The family coat of arms of the proprietary was prominently featured above the entry arch of many Tudor manor houses. This feature had to create an awe-inspiring entrance and had to show the family’s wealth and prosperity.
The “Toad Hall” restaurant building was elevated above street level to make the structure appear more impressive. After all, it makes visitors look at it from a “frog’s” perspective.
When we enter the restaurant, you will immediately notice the portrait of J. Thaddeus Toad, Esq., painted by Kent Elofson (1953 – 2012), a talented artist who also worked on Disney theme park attractions such as Peter Pan’s Flight, Roger Rabbit’s Car Toon Spin and “it’s a small world”.
The entrance hall of Toad’s mansion is a delight with beautiful antiques and wainscoted walls. Wainscoting is a decorative wood treatment covering the lower portion of a wall. It was originally used to protect walls from moisture or to hide existing water damage.
The entrance hall leads us into the library.
This room is noticeable for the fresco above the door to the kitchen. This is another great example of something you could find in a wealthy estate home. According to mister Morris, the scene was chosen because it conveys a sense of arrival after a long day on the road.
We continue our visit by entering the mansion’s kitchen. This space holds a beautiful cabinet, particular light fixtures and old fashioned add billboards. Most of these items are vintage.
The walls of the kitchen are covered with red glazed ceramic tiles. The color red was selected by the interior design team to convey warmth, recalls mister Morris.
In Toad’s kitchen, you can stand in line to place an order at the register and pick up your food. Then you can take a seat in one of the restaurants three dining rooms: the games room, the drawing room and the greenhouse or “winter garden”.

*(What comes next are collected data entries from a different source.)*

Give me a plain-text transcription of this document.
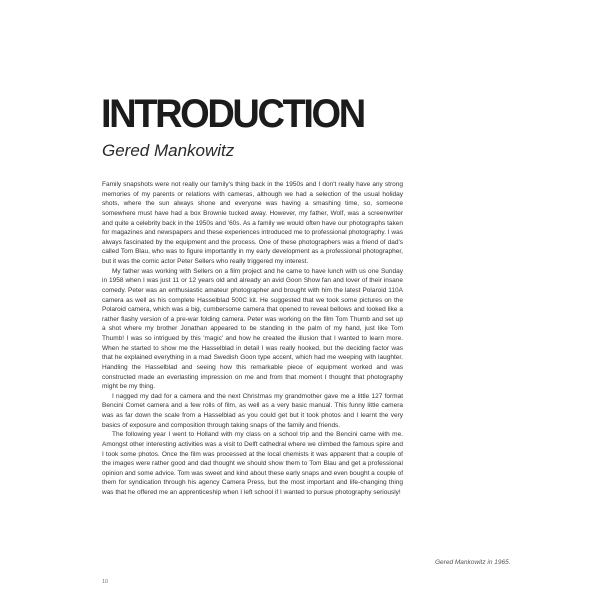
INTRODUCTION

Gered Mankowitz

Family snapshots were not really our family's thing back in the 1950s and I don't really have any strong memories of my parents or relations with cameras, although we had a selection of the usual holiday shots, where the sun always shone and everyone was having a smashing time, so, someone somewhere must have had a box Brownie tucked away. However, my father, Wolf, was a screenwriter and quite a celebrity back in the 1950s and '60s. As a family we would often have our photographs taken for magazines and newspapers and these experiences introduced me to professional photography. I was always fascinated by the equipment and the process. One of these photographers was a friend of dad's called Tom Blau, who was to figure importantly in my early development as a professional photographer, but it was the comic actor Peter Sellers who really triggered my interest.

My father was working with Sellers on a film project and he came to have lunch with us one Sunday in 1958 when I was just 11 or 12 years old and already an avid Goon Show fan and lover of their insane comedy. Peter was an enthusiastic amateur photographer and brought with him the latest Polaroid 110A camera as well as his complete Hasselblad 500C kit. He suggested that we took some pictures on the Polaroid camera, which was a big, cumbersome camera that opened to reveal bellows and looked like a rather flashy version of a pre-war folding camera. Peter was working on the film Tom Thumb and set up a shot where my brother Jonathan appeared to be standing in the palm of my hand, just like Tom Thumb! I was so intrigued by this 'magic' and how he created the illusion that I wanted to learn more. When he started to show me the Hasselblad in detail I was really hooked, but the deciding factor was that he explained everything in a mad Swedish Goon type accent, which had me weeping with laughter. Handling the Hasselblad and seeing how this remarkable piece of equipment worked and was constructed made an everlasting impression on me and from that moment I thought that photography might be my thing.

I nagged my dad for a camera and the next Christmas my grandmother gave me a little 127 format Bencini Comet camera and a few rolls of film, as well as a very basic manual. This funny little camera was as far down the scale from a Hasselblad as you could get but it took photos and I learnt the very basics of exposure and composition through taking snaps of the family and friends.

The following year I went to Holland with my class on a school trip and the Bencini came with me. Amongst other interesting activities was a visit to Delft cathedral where we climbed the famous spire and I took some photos. Once the film was processed at the local chemists it was apparent that a couple of the images were rather good and dad thought we should show them to Tom Blau and get a professional opinion and some advice. Tom was sweet and kind about these early snaps and even bought a couple of them for syndication through his agency Camera Press, but the most important and life-changing thing was that he offered me an apprenticeship when I left school if I wanted to pursue photography seriously!

Gered Mankowitz in 1965.

10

The games room features vintage sports goods, rare antique automotive and car collectibles and paintings (by Kent Elofson) depicting the most heroic and memorable sport achievements of Toad. All items reinforce the story part that the legendary frog possesses many strong passions.

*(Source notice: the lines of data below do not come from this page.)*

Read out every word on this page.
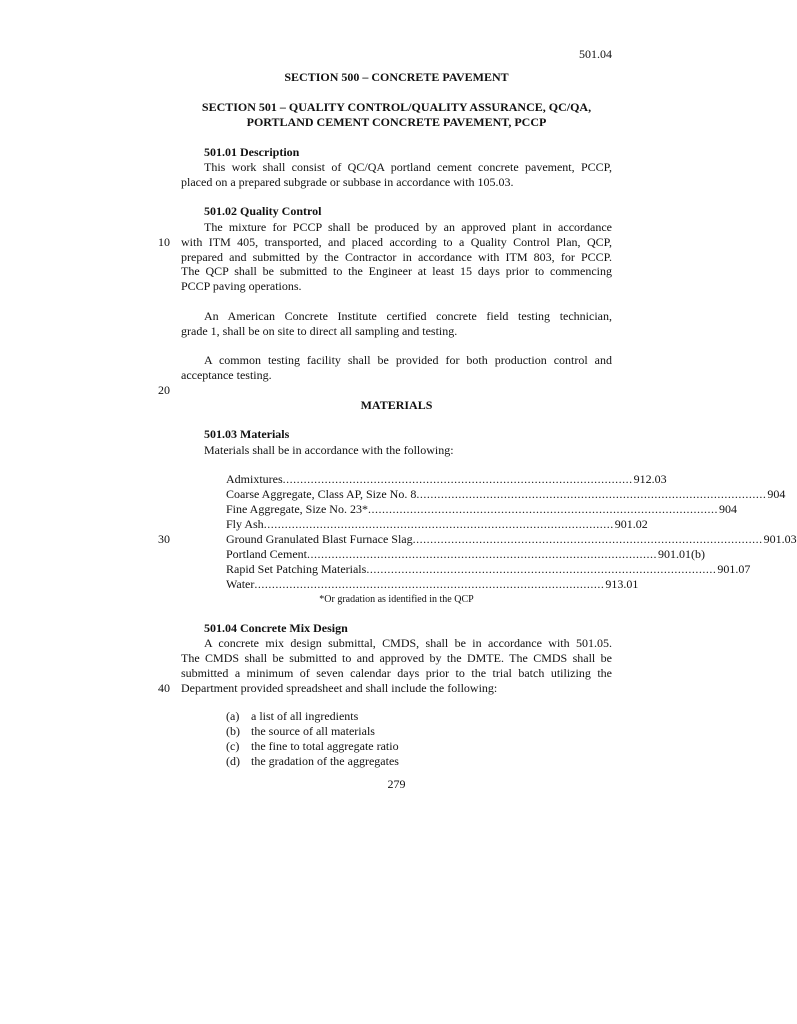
501.04
SECTION 500 – CONCRETE PAVEMENT
SECTION 501 – QUALITY CONTROL/QUALITY ASSURANCE, QC/QA,
PORTLAND CEMENT CONCRETE PAVEMENT, PCCP
501.01 Description
This work shall consist of QC/QA portland cement concrete pavement, PCCP,
placed on a prepared subgrade or subbase in accordance with 105.03.
501.02 Quality Control
The mixture for PCCP shall be produced by an approved plant in accordance
with ITM 405, transported, and placed according to a Quality Control Plan, QCP,
prepared and submitted by the Contractor in accordance with ITM 803, for PCCP.
The QCP shall be submitted to the Engineer at least 15 days prior to commencing
PCCP paving operations.
An American Concrete Institute certified concrete field testing technician,
grade 1, shall be on site to direct all sampling and testing.
A common testing facility shall be provided for both production control and
acceptance testing.
MATERIALS
501.03 Materials
Materials shall be in accordance with the following:
Admixtures .................................................................................................... 912.03
Coarse Aggregate, Class AP, Size No. 8 .................................................................................................... 904
Fine Aggregate, Size No. 23* .................................................................................................... 904
Fly Ash .................................................................................................... 901.02
Ground Granulated Blast Furnace Slag .................................................................................................... 901.03
Portland Cement .................................................................................................... 901.01(b)
Rapid Set Patching Materials .................................................................................................... 901.07
Water .................................................................................................... 913.01
*Or gradation as identified in the QCP
501.04 Concrete Mix Design
A concrete mix design submittal, CMDS, shall be in accordance with 501.05.
The CMDS shall be submitted to and approved by the DMTE. The CMDS shall be
submitted a minimum of seven calendar days prior to the trial batch utilizing the
Department provided spreadsheet and shall include the following:
(a) a list of all ingredients
(b) the source of all materials
(c) the fine to total aggregate ratio
(d) the gradation of the aggregates
10
20
30
40
279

The place is characterized by its green and white color scheme. These are the colors of a traditional English pub dining room.

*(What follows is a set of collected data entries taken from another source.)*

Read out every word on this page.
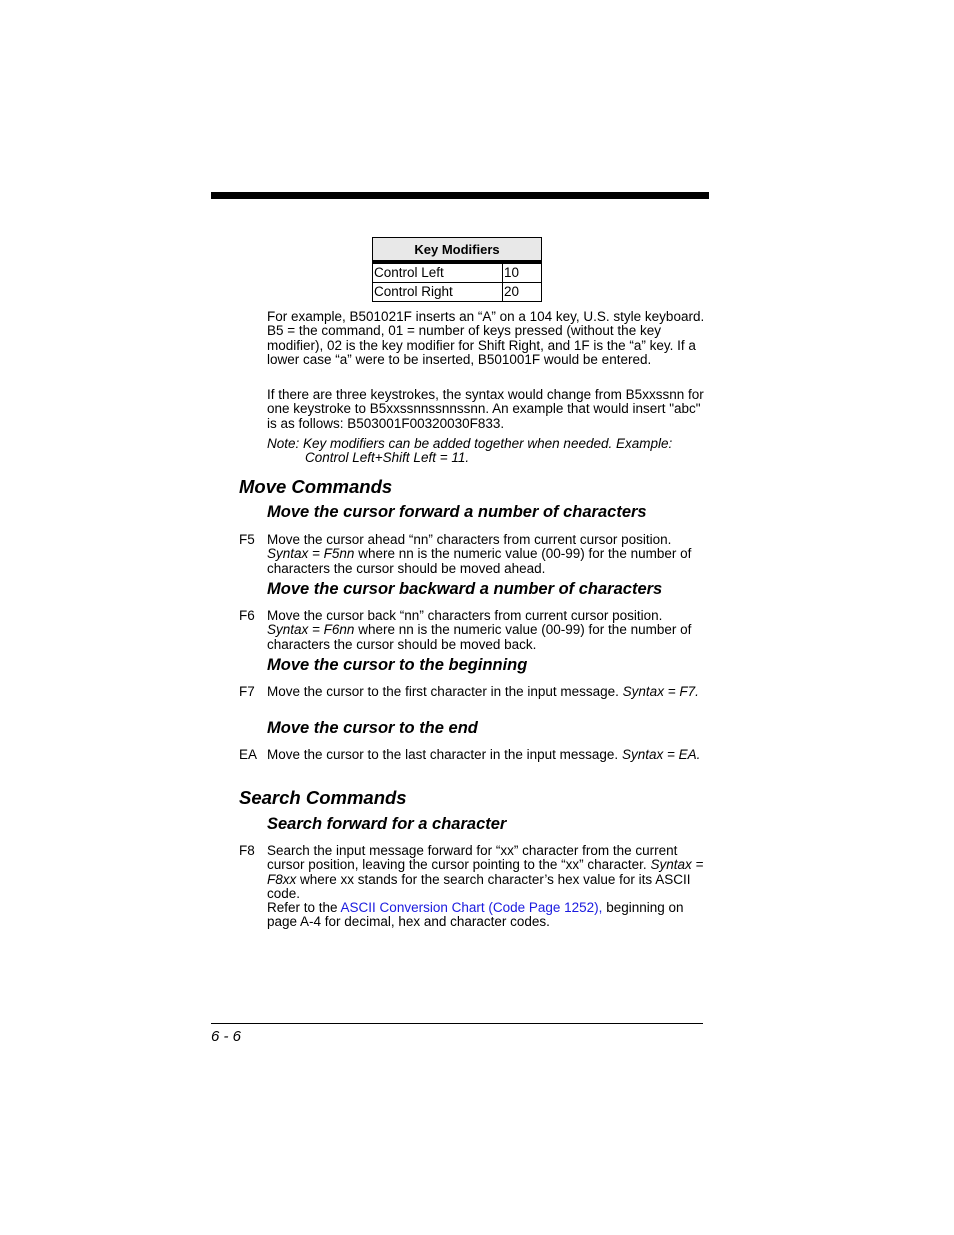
Key Modifiers	
Control Left	10
Control Right	20

For example, B501021F inserts an “A” on a 104 key, U.S. style keyboard. B5 = the command, 01 = number of keys pressed (without the key modifier), 02 is the key modifier for Shift Right, and 1F is the “a” key. If a lower case “a” were to be inserted, B501001F would be entered.

If there are three keystrokes, the syntax would change from B5xxssnn for one keystroke to B5xxssnnssnnssnn. An example that would insert "abc" is as follows: B503001F00320030F833.

Note: Key modifiers can be added together when needed. Example:
Control Left+Shift Left = 11.
Move Commands
Move the cursor forward a number of characters
F5 Move the cursor ahead “nn” characters from current cursor position. Syntax = F5nn where nn is the numeric value (00-99) for the number of characters the cursor should be moved ahead.
Move the cursor backward a number of characters
F6 Move the cursor back “nn” characters from current cursor position. Syntax = F6nn where nn is the numeric value (00-99) for the number of characters the cursor should be moved back.
Move the cursor to the beginning
F7 Move the cursor to the first character in the input message. Syntax = F7.
Move the cursor to the end
EA Move the cursor to the last character in the input message. Syntax = EA.
Search Commands
Search forward for a character
F8 Search the input message forward for “xx” character from the current cursor position, leaving the cursor pointing to the “xx” character. Syntax = F8xx where xx stands for the search character’s hex value for its ASCII code.
Refer to the ASCII Conversion Chart (Code Page 1252), beginning on page A-4 for decimal, hex and character codes.
6 - 6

We end our visit to the restaurant in the drawing room. With its cheerful wallpaper, impressive wood-beamed ceiling and ornate fireplace, it’s probably the most beautiful room of the house.
The interior of the drawing room wasn’t inspired by a specific architectural or design style. Tom Morris rather tried to imagine what the room would look like based on the manor’s exterior and on the reference material of the film.
The fireplace has been closed of with a fire-screen to allow heat to circulate throughout the place and to provide safety, protecting hearth and home from flying sparks or hot ashes.
The façade of “Toad Hall” in Disneyland Paris is designed after that of “Mr. Toad’s Wild Ride” in Disneyland California. As a consequence, the things we told about the exterior of the restaurant apply ‘mutatis mutandis’ to the exterior of the attraction.
We wish to thank Walt Disney Imagineer, mister Tom Morris for his kind and much appreciated assistance!